(re-run)
Lake Tahoe has had record-breaking snowfall this year. Snow is falling so fast that the ski resorts have had to close some days because of the chance of avalanches. When was the last time Tahoe has seen twenty-five feet of snow in one month?
I am not a meteorologist, but one equally snowy year comes to mind. That would be 172 years ago. In the spring of 1846 the Donner party headed to California from Illinois. The group of 89 people, led by the elder Donner brothers and their young families, included many families and many single men. The Donner party traveled with other western-bound families along the Oregon Trail but split off in September from the main group to take the Hastings cut-off. Unfortunately they didn’t find the actual cut-off and ended up carving a new road in the wilderness that slowed them down for a month.
The Donner party might have still made it except for the fact that they had to get over the Sierra Nevada mountain range before winter set in. An early October storm stopped them in their tracks. They had no choice but to turn back and set up camp in a sheltered spot for the winter.
The families with oxen were in the best shape. The animals were exhausted, and there was no more food to feed them. They were eaten one at a time. The young children were in danger of starving to death, but the single men were the first to die. Storm after storm battered the group, which had settled in two camps. One of the Donner brothers had gashed his hand while repairing a wagon, so the two Donner families and some single men camped away from the main group.
“Why didn’t they just go back to Reno?” someone asked me.
Uh, it was 1846.
Reno did not exist. The closest settlement was Sutter’s Fort in what is now Sacramento, an unreachable place on the other side of the Sierra Nevada mountains.
November, December, and January brought more snow, the highest level of snow to date. You can see the monument at the Donner Summit museum.

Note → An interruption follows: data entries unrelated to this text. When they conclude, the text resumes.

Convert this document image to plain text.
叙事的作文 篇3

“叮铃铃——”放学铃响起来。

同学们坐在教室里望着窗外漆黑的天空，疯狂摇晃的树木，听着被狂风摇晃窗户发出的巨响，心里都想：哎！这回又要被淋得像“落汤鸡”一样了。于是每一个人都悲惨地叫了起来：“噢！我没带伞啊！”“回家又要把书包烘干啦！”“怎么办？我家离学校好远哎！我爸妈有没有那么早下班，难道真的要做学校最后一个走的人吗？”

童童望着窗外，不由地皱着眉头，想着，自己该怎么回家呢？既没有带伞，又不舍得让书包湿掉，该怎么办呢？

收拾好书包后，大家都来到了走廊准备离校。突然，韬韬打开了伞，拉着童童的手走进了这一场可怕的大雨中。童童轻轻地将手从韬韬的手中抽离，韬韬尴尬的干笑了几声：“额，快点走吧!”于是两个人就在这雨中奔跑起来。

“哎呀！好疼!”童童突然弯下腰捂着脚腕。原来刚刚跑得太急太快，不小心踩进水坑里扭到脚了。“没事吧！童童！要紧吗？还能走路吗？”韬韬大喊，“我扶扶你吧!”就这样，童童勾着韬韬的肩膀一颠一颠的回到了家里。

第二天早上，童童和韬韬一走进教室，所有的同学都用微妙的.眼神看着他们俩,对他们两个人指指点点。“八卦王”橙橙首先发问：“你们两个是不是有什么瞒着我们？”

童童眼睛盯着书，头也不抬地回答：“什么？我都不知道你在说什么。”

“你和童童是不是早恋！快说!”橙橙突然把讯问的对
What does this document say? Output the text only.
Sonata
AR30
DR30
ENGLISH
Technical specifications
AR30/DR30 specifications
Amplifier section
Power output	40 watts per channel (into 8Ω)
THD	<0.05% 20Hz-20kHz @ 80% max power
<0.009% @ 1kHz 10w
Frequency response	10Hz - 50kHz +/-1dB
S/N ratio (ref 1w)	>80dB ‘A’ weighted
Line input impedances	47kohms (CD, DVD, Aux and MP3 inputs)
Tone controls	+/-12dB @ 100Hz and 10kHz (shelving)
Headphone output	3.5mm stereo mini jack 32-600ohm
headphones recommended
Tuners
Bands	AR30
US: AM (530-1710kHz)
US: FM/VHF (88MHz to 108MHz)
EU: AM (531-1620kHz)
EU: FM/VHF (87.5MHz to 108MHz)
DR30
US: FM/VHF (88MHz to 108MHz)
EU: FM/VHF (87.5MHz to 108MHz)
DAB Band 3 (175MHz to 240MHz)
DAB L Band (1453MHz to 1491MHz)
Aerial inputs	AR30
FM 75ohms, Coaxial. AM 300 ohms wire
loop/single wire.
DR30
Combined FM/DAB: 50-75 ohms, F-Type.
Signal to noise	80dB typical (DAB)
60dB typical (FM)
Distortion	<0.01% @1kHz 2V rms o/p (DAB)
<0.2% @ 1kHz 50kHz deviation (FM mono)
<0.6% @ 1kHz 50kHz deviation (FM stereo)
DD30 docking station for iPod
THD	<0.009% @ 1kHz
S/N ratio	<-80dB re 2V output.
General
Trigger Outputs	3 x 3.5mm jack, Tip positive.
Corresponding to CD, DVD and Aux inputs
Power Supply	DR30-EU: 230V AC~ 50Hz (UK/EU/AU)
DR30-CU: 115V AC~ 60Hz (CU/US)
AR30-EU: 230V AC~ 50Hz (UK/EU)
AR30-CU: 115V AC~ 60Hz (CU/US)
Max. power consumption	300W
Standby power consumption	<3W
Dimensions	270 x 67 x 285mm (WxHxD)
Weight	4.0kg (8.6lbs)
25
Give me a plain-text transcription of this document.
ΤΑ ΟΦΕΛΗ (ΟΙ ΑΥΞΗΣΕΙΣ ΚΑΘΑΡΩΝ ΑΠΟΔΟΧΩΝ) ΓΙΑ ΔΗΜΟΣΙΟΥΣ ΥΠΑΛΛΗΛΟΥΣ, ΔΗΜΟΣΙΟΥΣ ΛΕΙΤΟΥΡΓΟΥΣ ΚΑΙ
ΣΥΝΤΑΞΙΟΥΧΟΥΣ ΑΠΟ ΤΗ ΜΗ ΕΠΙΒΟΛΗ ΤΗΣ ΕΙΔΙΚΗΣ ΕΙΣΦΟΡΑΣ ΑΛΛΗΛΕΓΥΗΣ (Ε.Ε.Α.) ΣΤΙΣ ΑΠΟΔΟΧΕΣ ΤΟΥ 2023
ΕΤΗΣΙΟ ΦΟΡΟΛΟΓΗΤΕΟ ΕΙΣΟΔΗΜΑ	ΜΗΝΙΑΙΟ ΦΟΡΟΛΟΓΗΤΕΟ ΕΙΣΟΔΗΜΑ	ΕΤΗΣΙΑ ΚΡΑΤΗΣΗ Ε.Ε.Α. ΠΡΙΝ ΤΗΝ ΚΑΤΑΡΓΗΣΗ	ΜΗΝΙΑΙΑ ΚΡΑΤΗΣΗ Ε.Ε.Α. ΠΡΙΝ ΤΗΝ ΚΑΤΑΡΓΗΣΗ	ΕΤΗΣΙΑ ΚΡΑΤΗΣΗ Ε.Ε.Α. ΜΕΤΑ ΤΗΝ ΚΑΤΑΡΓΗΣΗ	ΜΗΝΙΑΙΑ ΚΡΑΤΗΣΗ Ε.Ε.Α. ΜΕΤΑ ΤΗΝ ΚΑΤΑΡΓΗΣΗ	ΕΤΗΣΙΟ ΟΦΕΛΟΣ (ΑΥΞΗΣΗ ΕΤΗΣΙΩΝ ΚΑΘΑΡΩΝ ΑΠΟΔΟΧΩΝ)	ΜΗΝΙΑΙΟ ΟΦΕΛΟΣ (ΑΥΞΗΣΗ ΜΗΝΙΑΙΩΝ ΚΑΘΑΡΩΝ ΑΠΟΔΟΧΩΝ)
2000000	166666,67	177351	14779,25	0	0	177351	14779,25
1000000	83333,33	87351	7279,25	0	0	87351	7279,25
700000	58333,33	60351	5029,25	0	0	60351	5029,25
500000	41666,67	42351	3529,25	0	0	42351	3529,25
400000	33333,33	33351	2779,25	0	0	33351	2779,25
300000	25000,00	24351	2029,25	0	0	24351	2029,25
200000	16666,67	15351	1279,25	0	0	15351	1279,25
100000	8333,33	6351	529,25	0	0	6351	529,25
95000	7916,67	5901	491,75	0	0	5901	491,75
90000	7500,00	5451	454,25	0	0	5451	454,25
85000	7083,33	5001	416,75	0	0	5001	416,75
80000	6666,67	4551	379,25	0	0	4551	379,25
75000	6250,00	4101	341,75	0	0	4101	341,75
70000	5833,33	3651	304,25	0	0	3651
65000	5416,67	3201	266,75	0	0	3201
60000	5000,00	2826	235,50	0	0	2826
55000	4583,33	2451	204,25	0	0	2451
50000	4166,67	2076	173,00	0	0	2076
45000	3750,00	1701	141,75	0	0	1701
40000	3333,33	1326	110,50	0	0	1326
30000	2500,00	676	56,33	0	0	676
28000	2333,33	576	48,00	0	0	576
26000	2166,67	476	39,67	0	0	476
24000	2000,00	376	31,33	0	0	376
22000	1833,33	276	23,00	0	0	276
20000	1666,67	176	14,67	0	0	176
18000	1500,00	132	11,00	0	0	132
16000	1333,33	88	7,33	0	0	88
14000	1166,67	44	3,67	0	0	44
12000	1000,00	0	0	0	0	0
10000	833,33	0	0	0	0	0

The city folk in the party didn’t know how to hunt of even fish for food. They resorted to chewing on ox hides and boiling anything they could find.
As more and more people died, the families were desperate. Who’s to say we wouldn’t have done the same to save our children, to save ourselves?
Rescue parties finally arrived in late February on account of one man being banished from the party. James Reed made it to Sutter’s Fort and told others about the group left behind, including his wife and four children. But the rescue party didn’t find eighty-nine people to save. Only half of the original group made it through the winter.
A Facebook friend commented the other day that Tahoe was having a bad winter, and I made a comment that we are having a Donner Party winter. She replied that Donner Pass was clear this week. In 1846 there was no place labeled Donner Pass, and there were no snowplows to clear it. Finding the pass back then was impossible once it snowed. The group was made up of the blind leading the blind.
The original wagon train the Donner Party had split off from to take the Hastings cut-off all arrived safely at Sutter’s Fort before the first snow.
The Donner Party has been made fun of in history, but the reality was tragic. Men, children and a few women lost their lives. The Breen family with the oxen all survived. The Reed family, taken in by the Breens after James Reed was banished, all survived.
Not everyone turned cannibal, but it was less of a choice and more of a necessity for some.
The Donner brothers and their devoted wives died. The Donner children were sent on to Sutter’s Fort with the rescuers and survived.
This winter’s snowfall rivals the snows of 1846.
In Spanish, sierra nevada means snow-covered saws. It is the name of the mountain range of 500 jagged peaks, the ones that stopped the Donner party in its snowy tracks.